In the ensuing battle, Phormio utilized a unique and unorthodox tactic. The Peloponnesians, despite their superior numbers (they had 47 ships to the Athenians' 20, although many of their vessels were loaded with heavy infantry) pulled their ships into a defensive circle, prows facing outwards. Phormio with his ships circled around the Peloponnesian fleet, driving the circle ever tighter. The tactic was a risky one—it left the Athenians' flanks utterly vulnerable to ramming—but it paid off when a wind blew up and caused the inexperienced crews of the circled vessels to foul their oars. In this moment of confusion, the Athenians rushed in and routed the remaining ships of the fleet, seizing 12 of them.

In a second battle shortly after this, Phormio and his small force triumphed against an even larger Peloponnesian fleet of 77 ships. Drawn into the narrow waters of the Corinthian gulf to protect Naupactus, the Athenians were initially routed and divided, but 11 Athenian ships which were pursued into Naupactus were able to turn about on their pursuers and defeat the numerically superior force opposite them.

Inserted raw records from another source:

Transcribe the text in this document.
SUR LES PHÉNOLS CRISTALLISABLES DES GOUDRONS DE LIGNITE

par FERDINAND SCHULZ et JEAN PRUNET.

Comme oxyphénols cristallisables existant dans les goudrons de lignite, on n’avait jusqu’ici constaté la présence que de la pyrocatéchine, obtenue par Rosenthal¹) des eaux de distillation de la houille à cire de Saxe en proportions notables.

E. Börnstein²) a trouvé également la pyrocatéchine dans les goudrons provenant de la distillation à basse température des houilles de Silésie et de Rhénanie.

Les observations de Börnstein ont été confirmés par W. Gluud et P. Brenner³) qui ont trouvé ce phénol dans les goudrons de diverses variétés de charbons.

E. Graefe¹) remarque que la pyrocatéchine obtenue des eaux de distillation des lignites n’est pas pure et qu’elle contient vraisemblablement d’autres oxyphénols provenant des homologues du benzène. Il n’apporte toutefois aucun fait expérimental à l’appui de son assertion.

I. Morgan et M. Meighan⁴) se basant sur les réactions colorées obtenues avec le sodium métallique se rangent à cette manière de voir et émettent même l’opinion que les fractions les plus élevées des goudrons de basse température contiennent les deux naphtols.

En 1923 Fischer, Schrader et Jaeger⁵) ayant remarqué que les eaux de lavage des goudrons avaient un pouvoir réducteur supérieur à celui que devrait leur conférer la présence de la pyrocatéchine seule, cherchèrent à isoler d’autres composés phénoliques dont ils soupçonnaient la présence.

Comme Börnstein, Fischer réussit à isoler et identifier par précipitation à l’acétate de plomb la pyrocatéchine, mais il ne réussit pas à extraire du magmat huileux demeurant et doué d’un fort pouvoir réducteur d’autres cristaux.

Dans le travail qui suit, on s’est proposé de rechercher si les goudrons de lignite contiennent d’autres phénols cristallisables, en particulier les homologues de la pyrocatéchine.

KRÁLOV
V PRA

This victory preserved Athenian naval supremacy in the Gulf and put an end to Peloponnesian attempts to challenge it during this period of the war.

==Legacy==
After a single land campaign in 428 BC in Acarnania, Phormio is not recorded as having held command again. In his few years of activity, however, he had left a deep imprint on the early course of the Peloponnesian War. An Athenian defeat in the Corinthian Gulf in 429/8 BC would have been a devastating blow to Athens' influence in the Greek north-east, and to the city's reputation for naval invincibility. After his death, the Athenians commemorated his service to the state by erecting a statue of him on the acropolis and burying his body in the state cemetery.

Phormio's son, named Asopius after his grandfather, also commanded a naval expedition during the war.